ASSUNÇÃO, PARAGUAI (FOLHAPRESS) – O domingo (30) tranquilo contrasta com a multidão que se aglomera nos colégios eleitorais de Assunção. Enquanto as ruas preservam um vazio silencioso, os pátios das escolas acumulam filas que impressionam até os paraguaios e refletem o clima de tensão das eleições de turno único.
Em Chacarita, uma das maiores e mais antigas favelas do país, uma mulher ultrapassa o portão afobada, reclamando de uma pessoa que estaria induzindo votos em Santiago Peña, do Colorado -sigla que está no poder há quase sete décadas mas que neste ano sofreu um baque por denúncias de corrupção. “Não pode isso”, critica.
O país está habituado à polarização, com famílias inteiras filiadas a um ou outro partido, mas agora vive um clima de profunda indefinição. O opositor Efraín Alegre conseguiu formar uma grande coalizão da esquerda à centro-direita, enquanto o governo foi enfraquecido por denúncias e estagnação econômica.

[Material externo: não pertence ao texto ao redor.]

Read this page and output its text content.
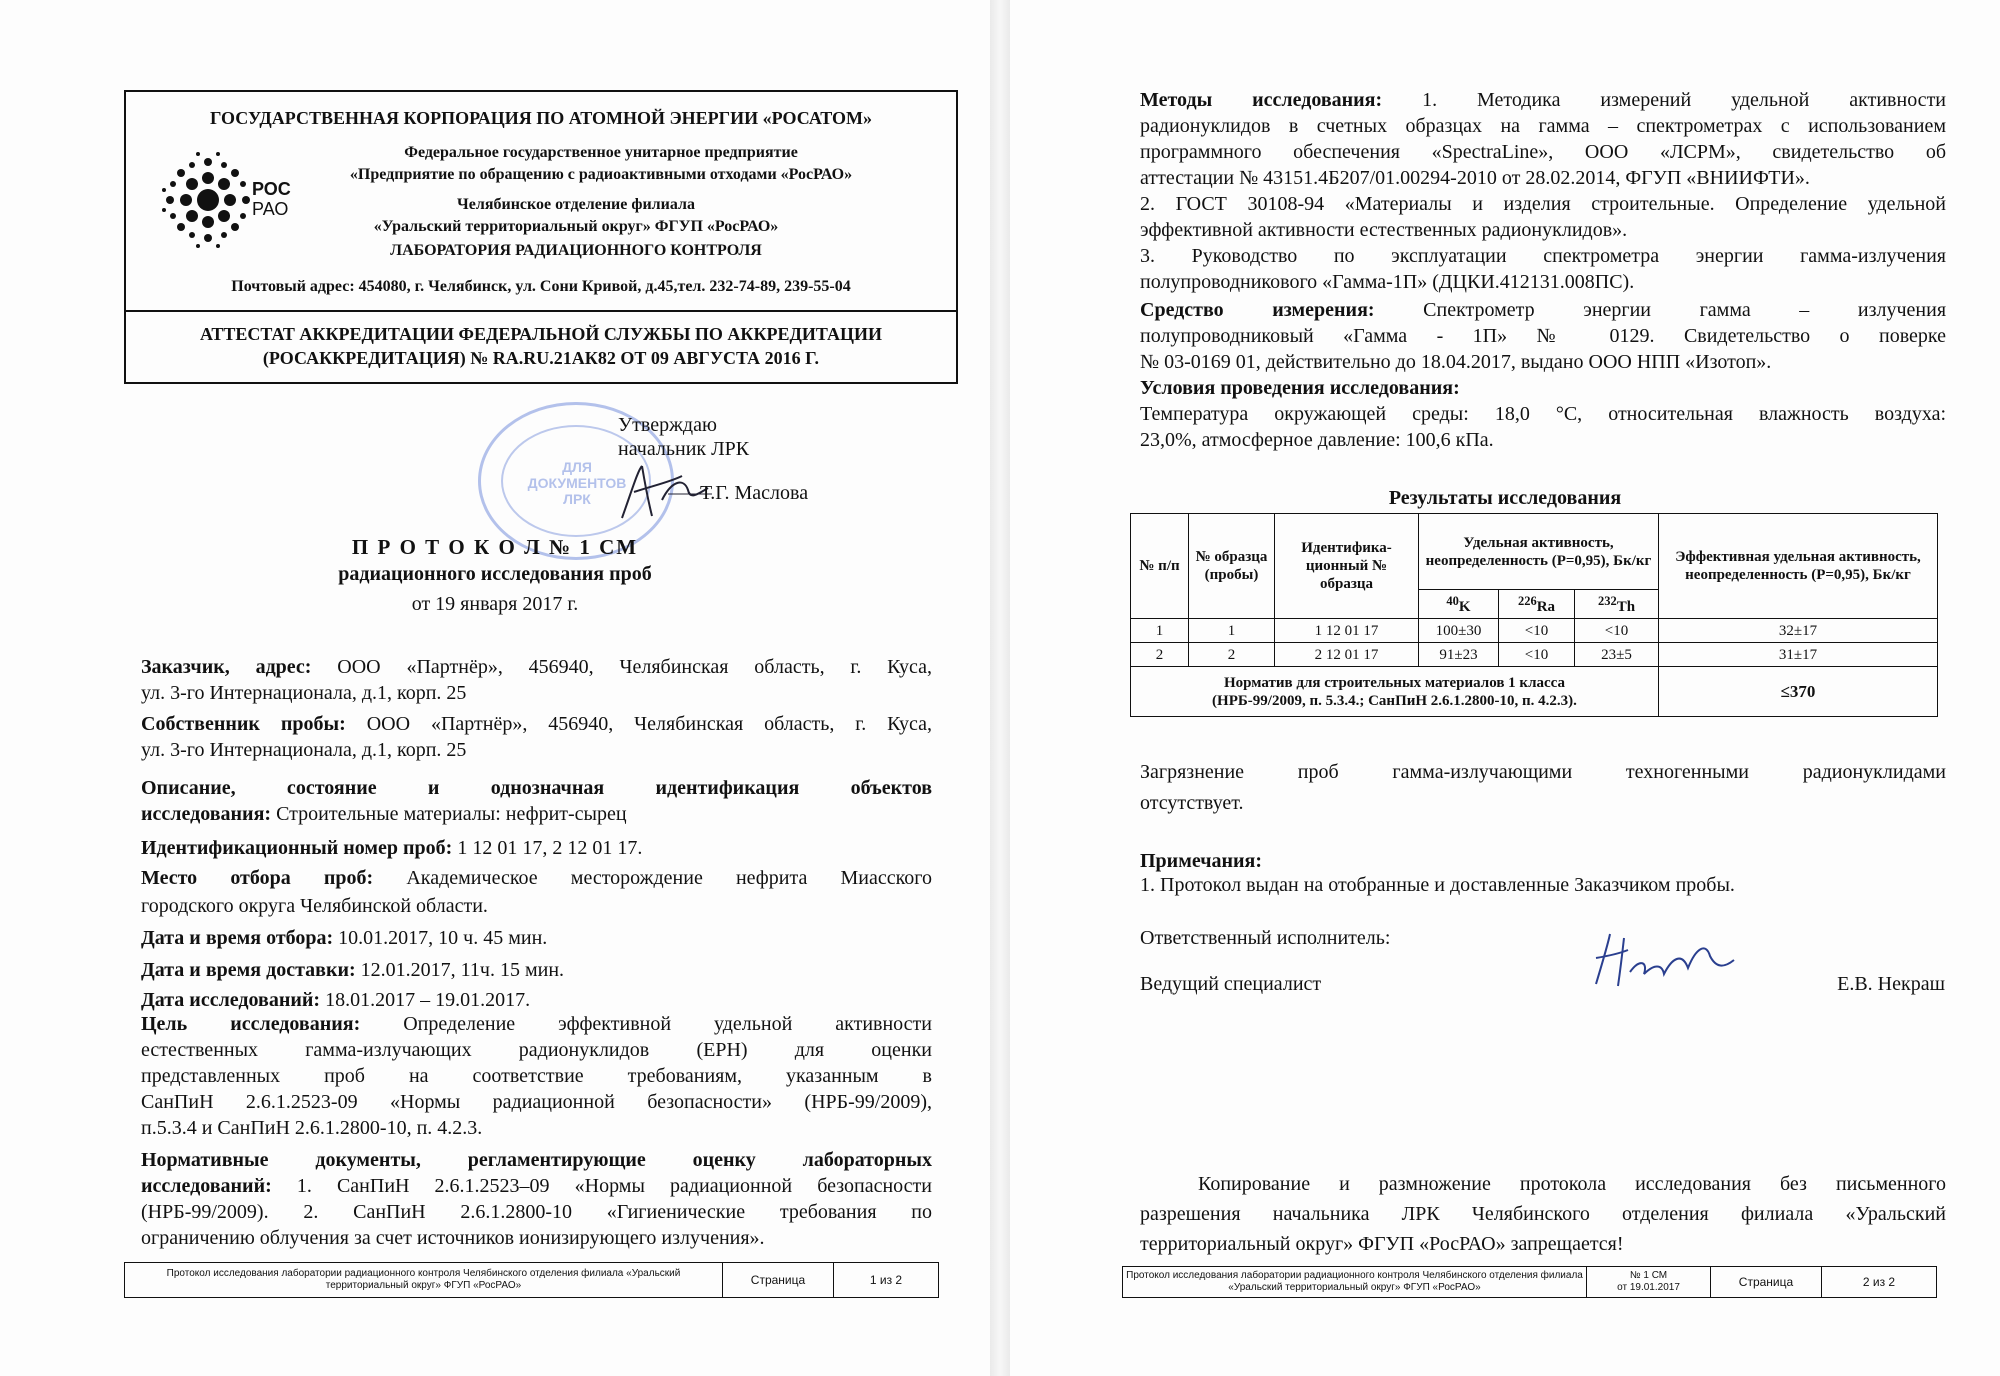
ГОСУДАРСТВЕННАЯ КОРПОРАЦИЯ ПО АТОМНОЙ ЭНЕРГИИ «РОСАТОМ»
Федеральное государственное унитарное предприятие
«Предприятие по обращению с радиоактивными отходами «РосРАО»
Челябинское отделение филиала
«Уральский территориальный округ» ФГУП «РосРАО»
ЛАБОРАТОРИЯ РАДИАЦИОННОГО КОНТРОЛЯ
Почтовый адрес: 454080, г. Челябинск, ул. Сони Кривой, д.45,тел. 232-74-89, 239-55-04
РОС
РАО
АТТЕСТАТ АККРЕДИТАЦИИ ФЕДЕРАЛЬНОЙ СЛУЖБЫ ПО АККРЕДИТАЦИИ
(РОСАККРЕДИТАЦИЯ) № RA.RU.21АК82 ОТ 09 АВГУСТА 2016 Г.
ДЛЯ ДОКУМЕНТОВ ЛРК
Утверждаю
начальник ЛРК
Т.Г. Маслова
П Р О Т О К О Л № 1 СМ
радиационного исследования проб
от 19 января 2017 г.
Заказчик, адрес: ООО «Партнёр», 456940, Челябинская область, г. Куса,
ул. 3-го Интернационала, д.1, корп. 25
Собственник пробы: ООО «Партнёр», 456940, Челябинская область, г. Куса,
ул. 3-го Интернационала, д.1, корп. 25
Описание, состояние и однозначная идентификация объектов
исследования: Строительные материалы: нефрит-сырец
Идентификационный номер проб: 1 12 01 17, 2 12 01 17.
Место отбора проб: Академическое месторождение нефрита Миасского
городского округа Челябинской области.
Дата и время отбора: 10.01.2017, 10 ч. 45 мин.
Дата и время доставки: 12.01.2017, 11ч. 15 мин.
Дата исследований: 18.01.2017 – 19.01.2017.
Цель исследования: Определение эффективной удельной активности
естественных гамма-излучающих радионуклидов (ЕРН) для оценки
представленных проб на соответствие требованиям, указанным в
СанПиН 2.6.1.2523-09 «Нормы радиационной безопасности» (НРБ-99/2009),
п.5.3.4 и СанПиН 2.6.1.2800-10, п. 4.2.3.
Нормативные документы, регламентирующие оценку лабораторных
исследований: 1. СанПиН 2.6.1.2523–09 «Нормы радиационной безопасности
(НРБ-99/2009). 2. СанПиН 2.6.1.2800-10 «Гигиенические требования по
ограничению облучения за счет источников ионизирующего излучения».
Протокол исследования лаборатории радиационного контроля Челябинского отделения филиала «Уральский территориальный округ» ФГУП «РосРАО»	Страница	1 из 2
Методы исследования: 1. Методика измерений удельной активности
радионуклидов в счетных образцах на гамма – спектрометрах с использованием
программного обеспечения «SpectraLine», ООО «ЛСРМ», свидетельство об
аттестации № 43151.4Б207/01.00294-2010 от 28.02.2014, ФГУП «ВНИИФТИ».
2. ГОСТ 30108-94 «Материалы и изделия строительные. Определение удельной
эффективной активности естественных радионуклидов».
3. Руководство по эксплуатации спектрометра энергии гамма-излучения
полупроводникового «Гамма-1П» (ДЦКИ.412131.008ПС).
Средство измерения: Спектрометр энергии гамма – излучения
полупроводниковый «Гамма - 1П» № 0129. Свидетельство о поверке
№ 03-0169 01, действительно до 18.04.2017, выдано ООО НПП «Изотоп».
Условия проведения исследования:
Температура окружающей среды: 18,0 °С, относительная влажность воздуха:
23,0%, атмосферное давление: 100,6 кПа.
Результаты исследования
№ п/п	№ образца (пробы)	Идентифика-ционный № образца	Удельная активность, неопределенность (Р=0,95), Бк/кг			Эффективная удельная активность, неопределенность (Р=0,95), Бк/кг
			$^{40}$K	$^{226}$Ra	$^{232}$Th	
1	1	1 12 01 17	100±30	<10	<10	32±17
2	2	2 12 01 17	91±23	<10	23±5	31±17

Норматив для строительных материалов 1 класса
(НРБ-99/2009, п. 5.3.4.; СанПиН 2.6.1.2800-10, п. 4.2.3).						≤370
Загрязнение проб гамма-излучающими техногенными радионуклидами
отсутствует.
Примечания:
1. Протокол выдан на отобранные и доставленные Заказчиком пробы.
Ответственный исполнитель:
Ведущий специалист	Е.В. Некраш
Копирование и размножение протокола исследования без письменного
разрешения начальника ЛРК Челябинского отделения филиала «Уральский
территориальный округ» ФГУП «РосРАО» запрещается!
Протокол исследования лаборатории радиационного контроля Челябинского отделения филиала «Уральский территориальный округ» ФГУП «РосРАО»
№ 1 СМ
от 19.01.2017	Страница	2 из 2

Esse contexto, aliado a uma mudança na regra eleitoral que separou as listas e aumentou o engajamento de cada candidato em suas campanhas, pode ter feito as filas crescerem e o clima esquentar desde cedo.
Mesmo antes da abertura das mesas, o dia amanheceu com notícias de brigas pelo menos em dois locais. Em um deles, no pequeno distrito de Sapucai (a 100 km de Assunção), um homem chegou a ter parte da orelha cortada após uma discussão entre os dois partidos sobre onde a urna seria instalada.
A comissão de observação eleitoral da OEA (Organização dos Estados Americanos) diz que registrou “um uso excessivo do voto assistido e recebeu denúncias de violação do voto secreto”. “A missão acolhe com satisfação o pronunciamento da Justiça Eleitoral desestimulando esse tipo de voto”, afirma a entidade.
A crítica mais frequente é de membros dos partidos que entram nas urnas junto com os eleitores, sob o pretexto de ajudar idosos ou pessoas com deficiência (o que é permitido), mas acabam induzindo o voto a determinado candidato. Com os postos de votação mais cheios, fica mais difícil fiscalizar.
“Está mais cheio porque as pessoas querem mudança”, palpita a veterinária Andrea Espínola, 33, com o filho, Santiago, no colo. “Mas, como sempre, acho que o Colorado vai ganhar”, diz, enquanto espera o irmão terminar de votar no colégio San José, um dos mais abastados, no centro da capital paraguaia.
“As pessoas também ainda não se acostumaram com a máquina, só sabem votar manual”, afirma o ajudante de caminhão Carlos Arruba, 47, na escola de Chacarita. É a primeira vez que o país utiliza máquinas nas eleições gerais, que já haviam sido usadas nas primárias e em eleições municipais.
As urnas não são eletrônicas, já que não estão ligadas a uma rede, mas imprimem um boletim de voto. Isso evita uma prática antiga no Paraguai, chamada de “compra de mesa”, na qual os membros de partidos maiores dividiam ilegalmente os votos de partidos menores.
Nas eleições paraguaias, as siglas também são autorizadas a transportar eleitores aos locais de votação, mas sem identificação ou propaganda nos veículos. Ali em Chacarita, carros e motos não paravam de chegar por volta das 10h, o que fez o pátio do colégio se apinhar.
Idosos e pessoas com dificuldade de locomoção disputavam espaço enquanto outros desanimados esperavam por longos períodos. Do lado de fora, ambulantes vendendo Coca-Cola e pipoca aproveitavam o movimento -o país tem uma taxa altíssima de trabalho informal, de 64%, contra 40% no Brasil.
“Para mim dá igual, mas votei em Santi [Peña] pela parte da família, me convenceu por isso”, disse a aposentada Clotilde Cardozo, 54, enquanto terminava um salgado na porta da escola. “Não quero que meu neto esteja com homens, essas coisas.” Evangélica, ela rejeita a terceira via que despontou nas intenções de voto nas últimas semanas. “No [extremista] Paraguayo Cubas não voto porque ele é louco. Falou em abaixar o preço da maconha. Mesmo que seja piada, não se pode falar essas coisas”, defende.
Foi justamente o mesmo motivo que fez o churrasqueiro Carlos Ivañez, 35, escolher o ex-senador, que é comparado a Jair Bolsonaro (PL) e já chegou a defender a morte de “ao menos 100 mil brasileiros”. “Votei porque ele vai dar uma coça nessa polícia, porque ele é louco. Os outros ficam só de blá-blá-blá”, diz, enquanto assa uma linguiça.